Content (full-text) searches include in the query words or phrases that might be stored in objects, or in string properties of these objects. For the content in an object or its string properties to be searched, you must enable content-based retrieval (CBR) for the object and any of its string properties to be included in a content search. This is controlled by the (boolean) value of the IsCBREnabled
property on the following classes:
ClassDefinition
The IsCBREnabled
property enables full-text searches of content (if any exists) for the class, and allows string properties to be enabled for full-text searches.
PropertyDefinitionString
The IsCBREnabled
property enables the string property to be included in content searches.
The IsCBREnabled
property can be enabled only for Document
, Annotation
, CustomObject
, and Folder
objects.
A content search is initiated by either a CONTAINS or FREETEXT operator in the SQL statement contained in SearchSQL
. The CONTAINS and FREETEXT operators have somewhat different operand formats and provide somewhat different search characteristics.
While the CONTAINS operator can search content in all properties, or in a single property, the FREETEXT operator can search content only in all properties. Note that attempting to specify a property name for FREETEXT will generate an exception.
See Full-Text Queries for more information about the CONTAINS and FREETEXT operators, and Content-Based Retrieval Concepts for information about administrative interfaces for full-text information.

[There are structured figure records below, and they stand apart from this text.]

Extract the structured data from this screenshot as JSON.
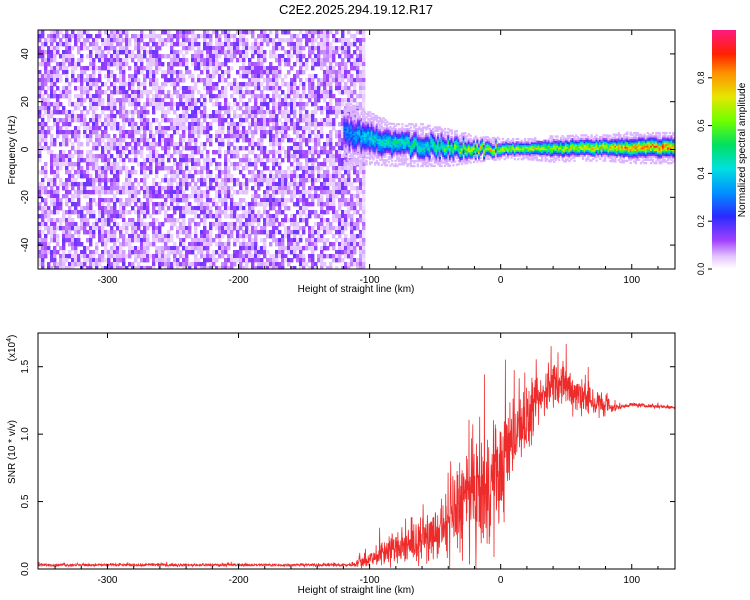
{
  "figure_title": "C2E2.2025.294.19.12.R17",
  "colors": {
    "snr_line": "#ee2b2b",
    "axis": "#000000",
    "background": "#ffffff"
  },
  "chart_data": [
    {
      "type": "heatmap",
      "title": "C2E2.2025.294.19.12.R17",
      "xlabel": "Height of straight line (km)",
      "ylabel": "Frequency (Hz)",
      "xlim": [
        -353,
        133
      ],
      "ylim": [
        -50,
        50
      ],
      "x_ticks": [
        -300,
        -200,
        -100,
        0,
        100
      ],
      "x_tick_labels": [
        "-300",
        "-200",
        "-100",
        "0",
        "100"
      ],
      "y_ticks": [
        -40,
        -20,
        0,
        20,
        40
      ],
      "y_tick_labels": [
        "-40",
        "-20",
        "0",
        "20",
        "40"
      ],
      "noise_region_x": [
        -353,
        -110
      ],
      "signal_ridge": {
        "x": [
          -120,
          -100,
          -80,
          -60,
          -40,
          -20,
          0,
          20,
          40,
          60,
          80,
          100,
          133
        ],
        "center_freq": [
          7,
          5,
          2,
          2,
          1,
          0.5,
          0.5,
          0.5,
          0.5,
          1,
          1,
          1,
          1
        ],
        "halfwidth_freq": [
          6,
          5,
          4,
          4,
          3.5,
          2.5,
          2,
          2,
          2.5,
          2.5,
          2.5,
          3,
          3
        ],
        "peak_amplitude": [
          0.35,
          0.5,
          0.55,
          0.55,
          0.65,
          0.85,
          0.85,
          0.8,
          0.75,
          0.85,
          0.9,
          0.95,
          0.95
        ]
      },
      "colorbar": {
        "label": "Normalized spectral amplitude",
        "range": [
          0,
          1
        ],
        "ticks": [
          0,
          0.2,
          0.4,
          0.6,
          0.8
        ],
        "tick_labels": [
          "0.0",
          "0.2",
          "0.4",
          "0.6",
          "0.8"
        ]
      }
    },
    {
      "type": "line",
      "xlabel": "Height of straight line (km)",
      "ylabel": "SNR (10 * v/v)",
      "exponent_label": "(x10",
      "exponent_power": "4",
      "exponent_close": ")",
      "xlim": [
        -353,
        133
      ],
      "ylim": [
        0,
        17500
      ],
      "x_ticks": [
        -300,
        -200,
        -100,
        0,
        100
      ],
      "x_tick_labels": [
        "-300",
        "-200",
        "-100",
        "0",
        "100"
      ],
      "y_ticks": [
        0,
        5000,
        10000,
        15000
      ],
      "y_tick_labels": [
        "0.0",
        "0.5",
        "1.0",
        "1.5"
      ],
      "envelope": {
        "x": [
          -353,
          -250,
          -150,
          -115,
          -100,
          -85,
          -70,
          -60,
          -50,
          -40,
          -30,
          -20,
          -10,
          0,
          10,
          20,
          30,
          40,
          50,
          60,
          70,
          80,
          90,
          100,
          110,
          133
        ],
        "mean": [
          300,
          300,
          300,
          300,
          700,
          1500,
          1600,
          2200,
          2500,
          3200,
          5000,
          5300,
          6000,
          7000,
          10000,
          11000,
          12500,
          14000,
          13500,
          13000,
          12500,
          12000,
          12000,
          12200,
          12100,
          12000
        ],
        "amp": [
          150,
          150,
          150,
          200,
          900,
          1800,
          1800,
          2200,
          2600,
          3500,
          6000,
          6500,
          6500,
          6000,
          4000,
          3500,
          2500,
          2500,
          2500,
          2200,
          2000,
          1200,
          300,
          200,
          200,
          200
        ]
      }
    }
  ]
}
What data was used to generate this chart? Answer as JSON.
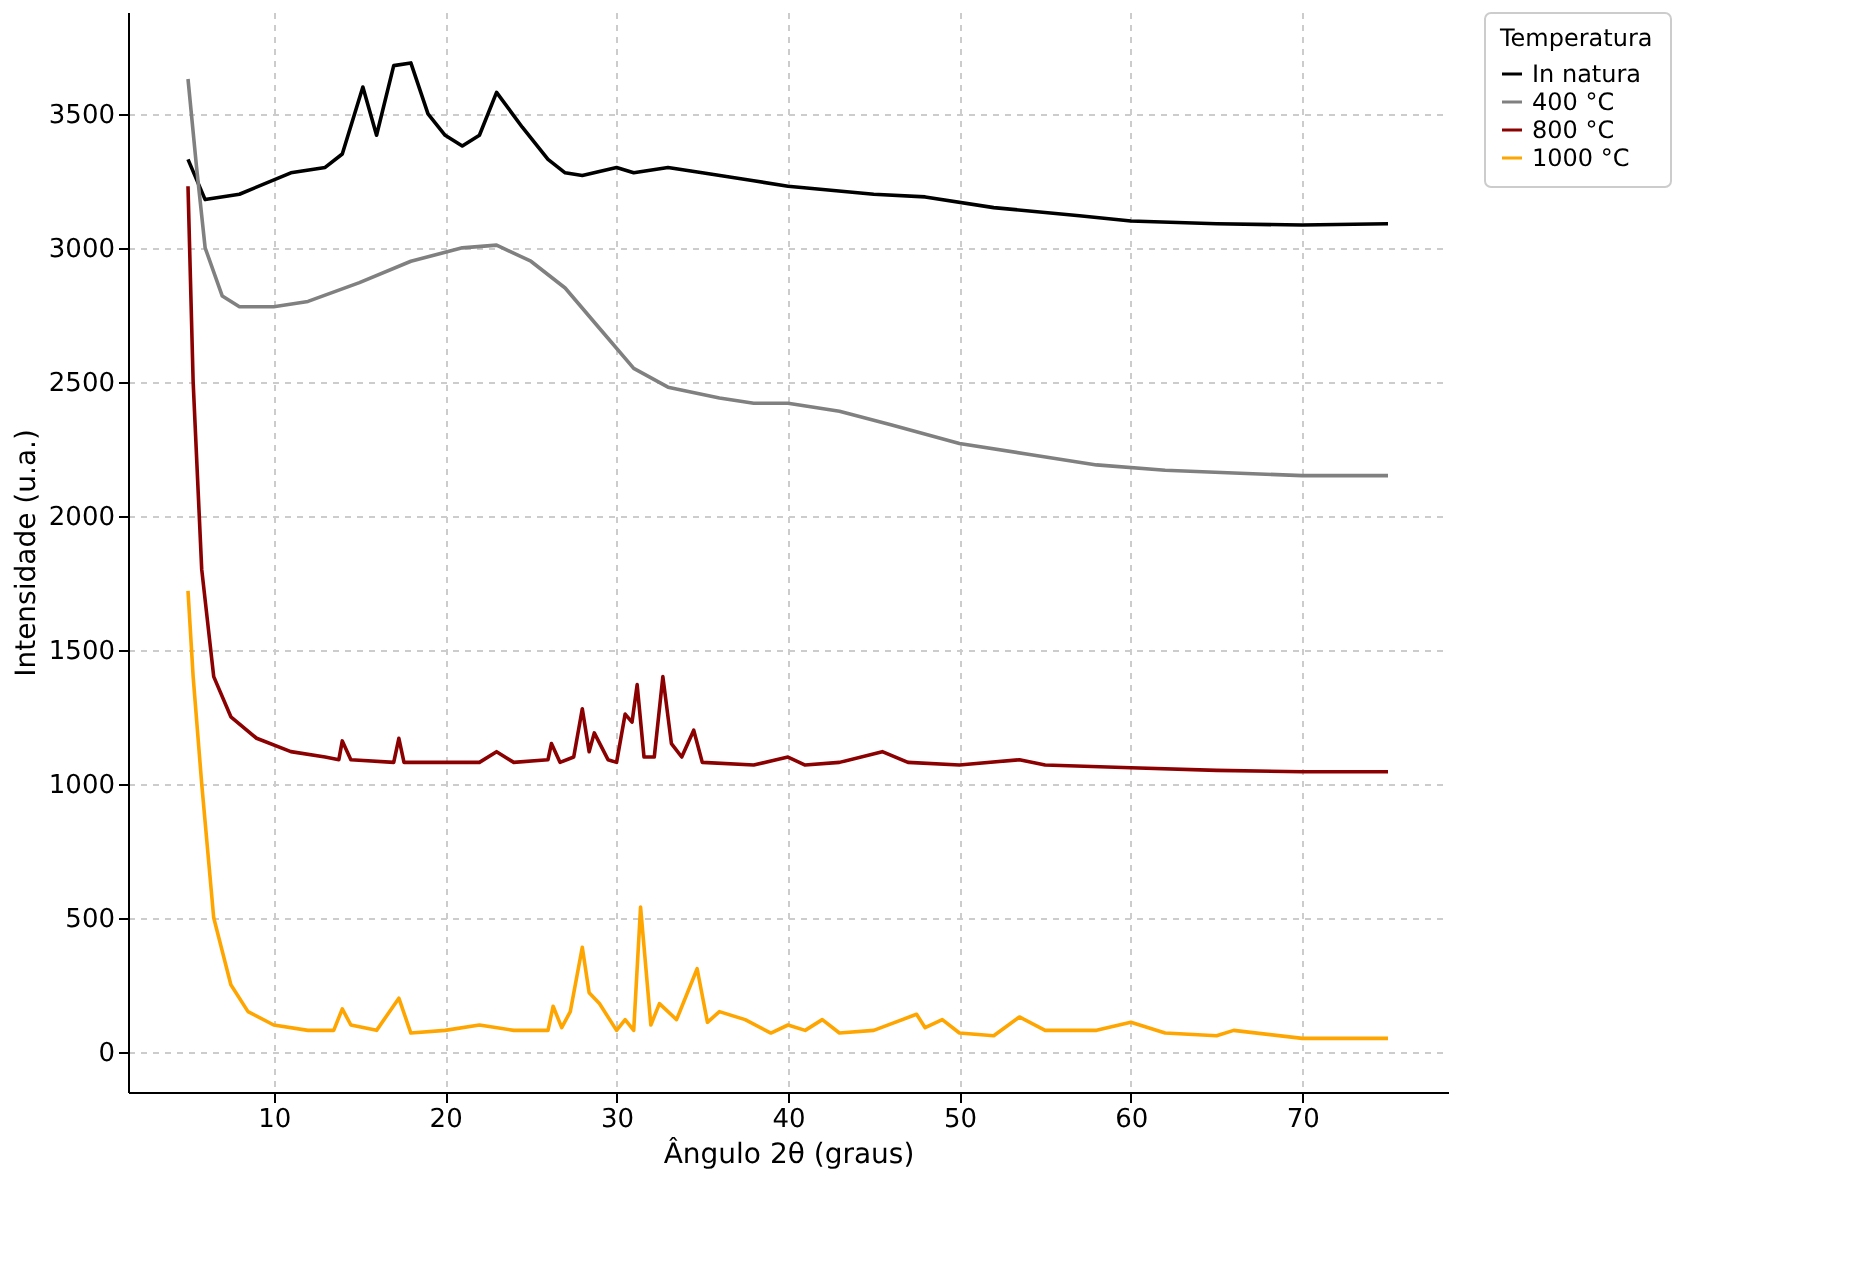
{
  "chart_data": {
    "type": "line",
    "xlabel": "Ângulo 2θ (graus)",
    "ylabel": "Intensidade (u.a.)",
    "legend_title": "Temperatura",
    "legend": "right",
    "grid": true,
    "line_style": "solid",
    "marker": "none",
    "xlim": [
      1.5,
      78.5
    ],
    "ylim": [
      -150,
      3880
    ],
    "xticks": [
      10,
      20,
      30,
      40,
      50,
      60,
      70
    ],
    "yticks": [
      0,
      500,
      1000,
      1500,
      2000,
      2500,
      3000,
      3500
    ],
    "series": [
      {
        "name": "In natura",
        "color": "#000000",
        "x": [
          5,
          6,
          8,
          11,
          13,
          14,
          15.2,
          16,
          17,
          18,
          19,
          20,
          21,
          22,
          23,
          24.5,
          26,
          27,
          28,
          30,
          31,
          33,
          35,
          38,
          40,
          45,
          48,
          52,
          57,
          60,
          65,
          70,
          75
        ],
        "values": [
          3330,
          3180,
          3200,
          3280,
          3300,
          3350,
          3600,
          3420,
          3680,
          3690,
          3500,
          3420,
          3380,
          3420,
          3580,
          3450,
          3330,
          3280,
          3270,
          3300,
          3280,
          3300,
          3280,
          3250,
          3230,
          3200,
          3190,
          3150,
          3120,
          3100,
          3090,
          3085,
          3090
        ]
      },
      {
        "name": "400 °C",
        "color": "#808080",
        "x": [
          5,
          5.5,
          6,
          7,
          8,
          10,
          12,
          15,
          18,
          21,
          23,
          25,
          27,
          29,
          31,
          33,
          36,
          38,
          40,
          43,
          46,
          50,
          54,
          58,
          62,
          66,
          70,
          75
        ],
        "values": [
          3630,
          3300,
          3000,
          2820,
          2780,
          2780,
          2800,
          2870,
          2950,
          3000,
          3010,
          2950,
          2850,
          2700,
          2550,
          2480,
          2440,
          2420,
          2420,
          2390,
          2340,
          2270,
          2230,
          2190,
          2170,
          2160,
          2150,
          2150
        ]
      },
      {
        "name": "800 °C",
        "color": "#8b0000",
        "x": [
          5,
          5.3,
          5.8,
          6.5,
          7.5,
          9,
          11,
          13,
          13.8,
          14,
          14.5,
          17,
          17.3,
          17.6,
          22,
          23,
          24,
          26,
          26.2,
          26.7,
          27.5,
          28,
          28.4,
          28.7,
          29.5,
          30,
          30.5,
          30.9,
          31.2,
          31.6,
          32.2,
          32.7,
          33.2,
          33.8,
          34.5,
          35,
          38,
          40,
          41,
          43,
          45.5,
          47,
          50,
          53.5,
          55,
          60,
          65,
          70,
          75
        ],
        "values": [
          3230,
          2500,
          1800,
          1400,
          1250,
          1170,
          1120,
          1100,
          1090,
          1160,
          1090,
          1080,
          1170,
          1080,
          1080,
          1120,
          1080,
          1090,
          1150,
          1080,
          1100,
          1280,
          1120,
          1190,
          1090,
          1080,
          1260,
          1230,
          1370,
          1100,
          1100,
          1400,
          1150,
          1100,
          1200,
          1080,
          1070,
          1100,
          1070,
          1080,
          1120,
          1080,
          1070,
          1090,
          1070,
          1060,
          1050,
          1045,
          1045
        ]
      },
      {
        "name": "1000 °C",
        "color": "#ffa500",
        "x": [
          5,
          5.3,
          5.8,
          6.5,
          7.5,
          8.5,
          10,
          12,
          13.5,
          14,
          14.5,
          16,
          17.3,
          18,
          20,
          22,
          24,
          26,
          26.3,
          26.8,
          27.3,
          28,
          28.4,
          29,
          30,
          30.5,
          31,
          31.4,
          32,
          32.5,
          33.5,
          34.7,
          35.3,
          36,
          37.5,
          39,
          40,
          41,
          42,
          43,
          45,
          47.5,
          48,
          49,
          50,
          52,
          53.5,
          55,
          58,
          60,
          62,
          65,
          66,
          70,
          75
        ],
        "values": [
          1720,
          1400,
          1000,
          500,
          250,
          150,
          100,
          80,
          80,
          160,
          100,
          80,
          200,
          70,
          80,
          100,
          80,
          80,
          170,
          90,
          150,
          390,
          220,
          180,
          80,
          120,
          80,
          540,
          100,
          180,
          120,
          310,
          110,
          150,
          120,
          70,
          100,
          80,
          120,
          70,
          80,
          140,
          90,
          120,
          70,
          60,
          130,
          80,
          80,
          110,
          70,
          60,
          80,
          50,
          50
        ]
      }
    ]
  }
}
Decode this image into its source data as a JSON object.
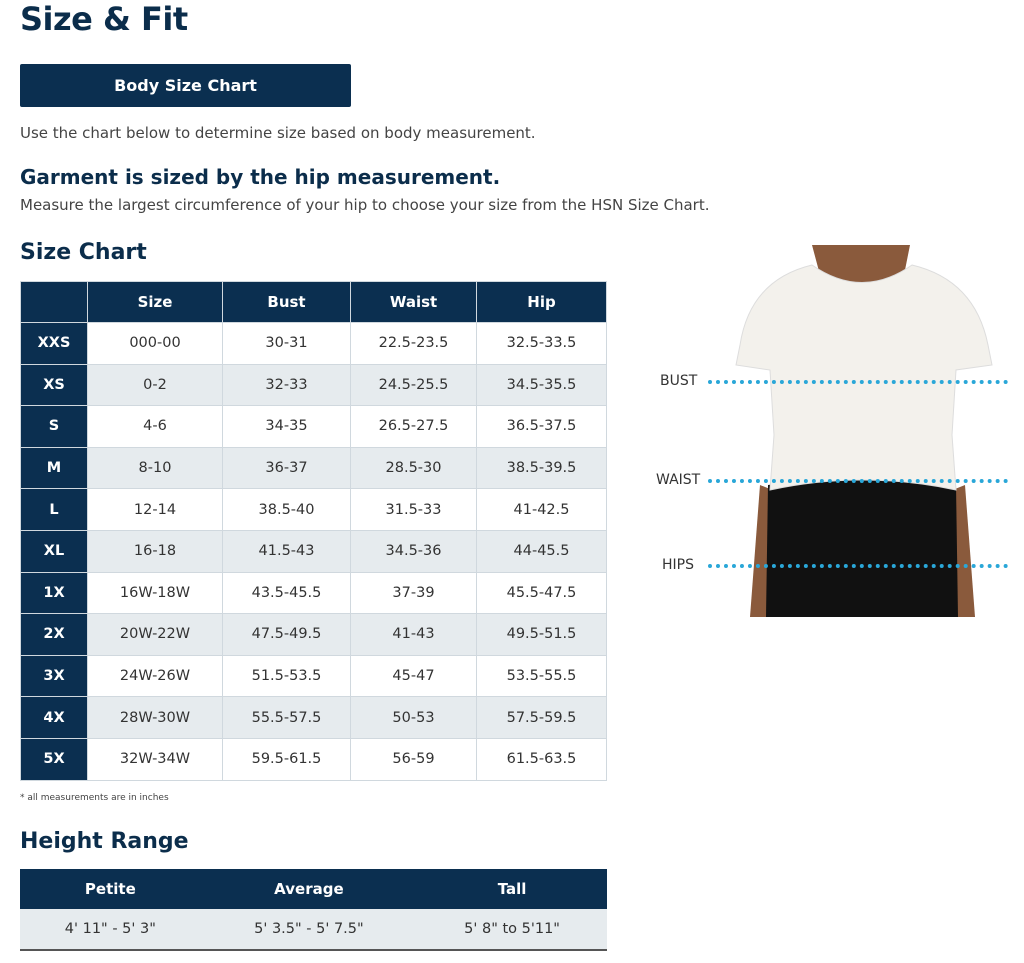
{
  "title": "Size & Fit",
  "button_label": "Body Size Chart",
  "intro": "Use the chart below to determine size based on body measurement.",
  "garment_heading": "Garment is sized by the hip measurement.",
  "garment_text": "Measure the largest circumference of your hip to choose your size from the HSN Size Chart.",
  "size_chart": {
    "heading": "Size Chart",
    "columns": [
      "",
      "Size",
      "Bust",
      "Waist",
      "Hip"
    ],
    "rows": [
      [
        "XXS",
        "000-00",
        "30-31",
        "22.5-23.5",
        "32.5-33.5"
      ],
      [
        "XS",
        "0-2",
        "32-33",
        "24.5-25.5",
        "34.5-35.5"
      ],
      [
        "S",
        "4-6",
        "34-35",
        "26.5-27.5",
        "36.5-37.5"
      ],
      [
        "M",
        "8-10",
        "36-37",
        "28.5-30",
        "38.5-39.5"
      ],
      [
        "L",
        "12-14",
        "38.5-40",
        "31.5-33",
        "41-42.5"
      ],
      [
        "XL",
        "16-18",
        "41.5-43",
        "34.5-36",
        "44-45.5"
      ],
      [
        "1X",
        "16W-18W",
        "43.5-45.5",
        "37-39",
        "45.5-47.5"
      ],
      [
        "2X",
        "20W-22W",
        "47.5-49.5",
        "41-43",
        "49.5-51.5"
      ],
      [
        "3X",
        "24W-26W",
        "51.5-53.5",
        "45-47",
        "53.5-55.5"
      ],
      [
        "4X",
        "28W-30W",
        "55.5-57.5",
        "50-53",
        "57.5-59.5"
      ],
      [
        "5X",
        "32W-34W",
        "59.5-61.5",
        "56-59",
        "61.5-63.5"
      ]
    ],
    "note": "* all measurements are in inches"
  },
  "height_range": {
    "heading": "Height Range",
    "columns": [
      "Petite",
      "Average",
      "Tall"
    ],
    "values": [
      "4' 11\" - 5' 3\"",
      "5' 3.5\" - 5' 7.5\"",
      "5' 8\" to 5'11\""
    ]
  },
  "figure": {
    "labels": [
      "BUST",
      "WAIST",
      "HIPS"
    ]
  },
  "colors": {
    "navy": "#0b2f50",
    "alt_row": "#e6ebee",
    "measure_line": "#2aa7d8"
  }
}
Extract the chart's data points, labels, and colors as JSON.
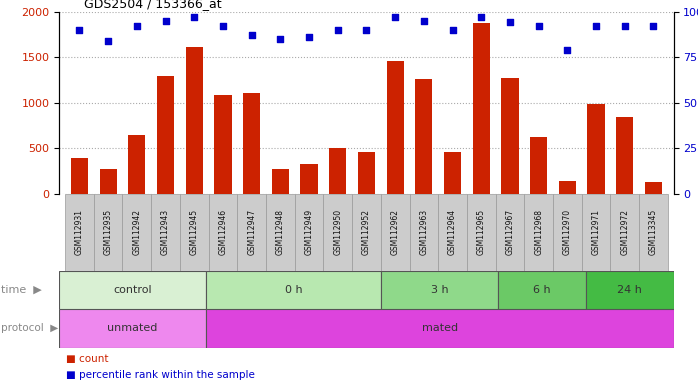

Note Full-text queries can take a considerable amount of time to execute. Some queries can finish in a few seconds, while others could potentially run for hours. Your applications should be written to allow the user to set a timeout; a single default value is probably not sufficient. The user setting(s) should ensure that either the query does not run longer than desired, or that the timeout value is high enough to enable the query to finish execution. Note that the timeout value is the time required to fetch a page for a continuable query, not the time to fetch all pages for the query.